Watch White Southerners Debate The Meaning Of The Confederate Flag

Justin Sullivan via Getty Images

In the aftermath of last week’s Charleston shooting, journalist Jose Antonio Vargas is hoping his new documentary on white privilege will help start a serious conversation on race for young people in the United States.

Scheduled to premier on MTV in July, Vargas says his new film “White People” will look at how young white people view their race.

“We saw last week the dire effects racism, gone unchecked, has on our communities,” Vargas said in a statement Monday. “The need for an honest and open conversation about the roles race and white privilege play in our society is more needed than ever.”

The documentary features Vargas exploring the lives of five white people with different backgrounds and discussing race with Millennials at schools and community centers around the United States.

In one clip from the documentary provided to HuffPost, Vargas moderates a discussion over the Confederate battle flag with a group of young people.

“No, I don’t [see it as a racist symbol]. I know some people do, but they need to learn more about it,” one person says.

“If you want to think about the history, you have to think ‘Southern battle for what?’ It was the battle for states’ rights to keep slaves. You cannot separate it from race,” another person says.

“There’s more to it than that,” the first person responds. “That’s the one thing that we care about, but there was a heck of a lot more to it than just slaves."

In light of last week’s shooting, many have called for South Carolina to remove the flag from its state grounds. On Monday, South Carolina Gov. Nikki Haley asked the South Carolina legislature to vote to remove it.

Vargas, who is from the Philippines and is an undocumented immigrant, produced the film with his nonprofit group Define American.
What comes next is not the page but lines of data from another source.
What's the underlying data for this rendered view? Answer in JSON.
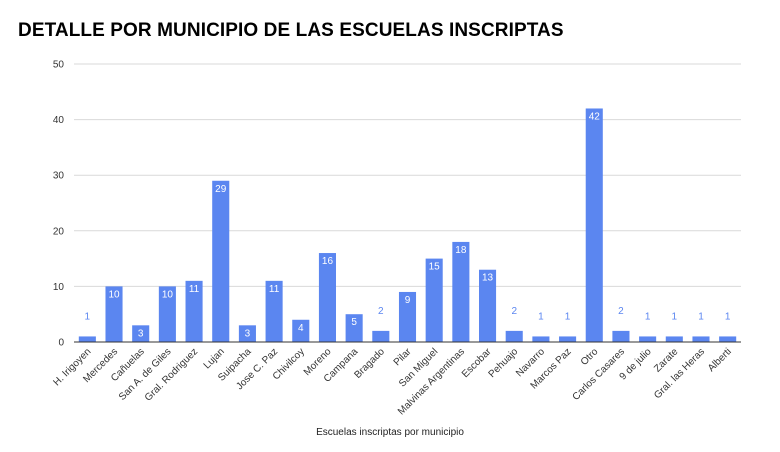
{
  "chart_data": {
    "type": "bar",
    "title": "DETALLE POR MUNICIPIO DE LAS ESCUELAS INSCRIPTAS",
    "xlabel": "Escuelas inscriptas por municipio",
    "ylabel": "",
    "ylim": [
      0,
      50
    ],
    "yticks": [
      "0",
      "10",
      "20",
      "30",
      "40",
      "50"
    ],
    "grid": true,
    "legend": "none",
    "bar_color": "#5b86f0",
    "categories": [
      "H. Irigoyen",
      "Mercedes",
      "Cañuelas",
      "San A. de Giles",
      "Gral. Rodriguez",
      "Lujan",
      "Suipacha",
      "Jose C. Paz",
      "Chivilcoy",
      "Moreno",
      "Campana",
      "Bragado",
      "Pilar",
      "San Miguel",
      "Malvinas Argentinas",
      "Escobar",
      "Pehuajo",
      "Navarro",
      "Marcos Paz",
      "Otro",
      "Carlos Casares",
      "9 de julio",
      "Zarate",
      "Gral. las Heras",
      "Alberti"
    ],
    "values": [
      1,
      10,
      3,
      10,
      11,
      29,
      3,
      11,
      4,
      16,
      5,
      2,
      9,
      15,
      18,
      13,
      2,
      1,
      1,
      42,
      2,
      1,
      1,
      1,
      1
    ],
    "data_labels": [
      "1",
      "10",
      "3",
      "10",
      "11",
      "29",
      "3",
      "11",
      "4",
      "16",
      "5",
      "2",
      "9",
      "15",
      "18",
      "13",
      "2",
      "1",
      "1",
      "42",
      "2",
      "1",
      "1",
      "1",
      "1"
    ]
  }
}
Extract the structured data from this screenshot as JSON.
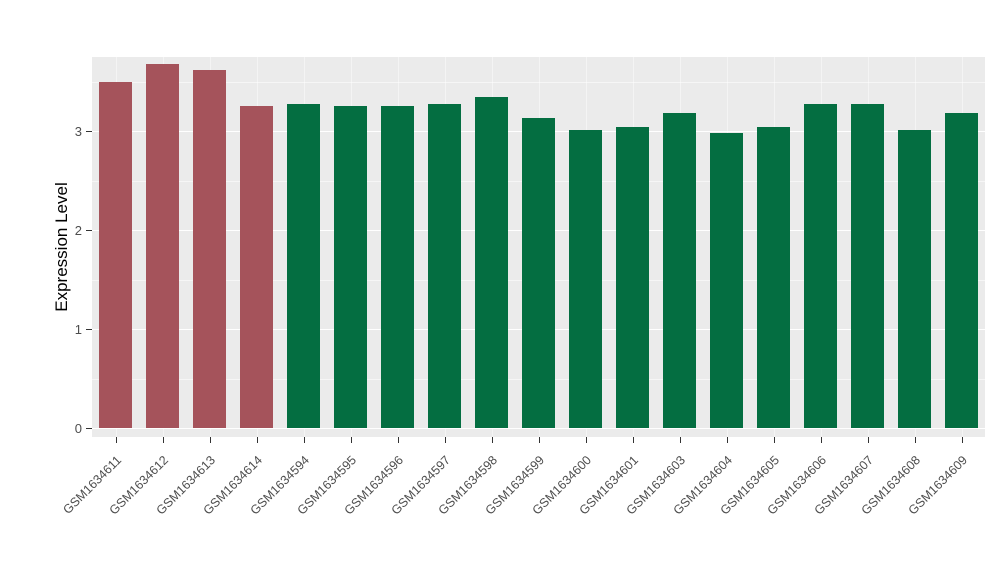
{
  "chart_data": {
    "type": "bar",
    "title": "",
    "xlabel": "",
    "ylabel": "Expression Level",
    "categories": [
      "GSM1634611",
      "GSM1634612",
      "GSM1634613",
      "GSM1634614",
      "GSM1634594",
      "GSM1634595",
      "GSM1634596",
      "GSM1634597",
      "GSM1634598",
      "GSM1634599",
      "GSM1634600",
      "GSM1634601",
      "GSM1634603",
      "GSM1634604",
      "GSM1634605",
      "GSM1634606",
      "GSM1634607",
      "GSM1634608",
      "GSM1634609"
    ],
    "values": [
      3.5,
      3.68,
      3.62,
      3.25,
      3.27,
      3.25,
      3.25,
      3.27,
      3.34,
      3.13,
      3.01,
      3.04,
      3.18,
      2.98,
      3.04,
      3.27,
      3.27,
      3.01,
      3.18
    ],
    "bar_colors": [
      "#A5535B",
      "#A5535B",
      "#A5535B",
      "#A5535B",
      "#046E41",
      "#046E41",
      "#046E41",
      "#046E41",
      "#046E41",
      "#046E41",
      "#046E41",
      "#046E41",
      "#046E41",
      "#046E41",
      "#046E41",
      "#046E41",
      "#046E41",
      "#046E41",
      "#046E41"
    ],
    "yticks": [
      0,
      1,
      2,
      3
    ],
    "ylim": [
      0,
      3.85
    ],
    "legend_position": "none",
    "grid": "on",
    "colors": {
      "panel_background": "#EBEBEB",
      "grid_major": "#FFFFFF",
      "highlight_red": "#A5535B",
      "highlight_green": "#046E41",
      "axis_text": "#4D4D4D"
    }
  }
}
Vargas previously worked at publications such as the Washington Post, where he contributed to their Pulitzer Prize-winning coverage of the 2007 Virginia Tech shooting, and the Huffington Post. Earlier this year, Vargas partnered with the Los Angeles Times to launch a new digital project called #EmergingUS, which will cover topics such as race, identity and immigration reform.

MTV, which is airing the documentary as part of its “Look Different” campaign, is calling the documentary “the first-of-its-kind.”

“Whiteness often remains unexamined in conversations about race in this country, even as it acts as the implicit norm against which other racial identities are judged,” MTV President Stephen Friedman said.

The documentary will be premier on July 22 at 8 p.m. ET on MTV. The film will also be simultaneously available online.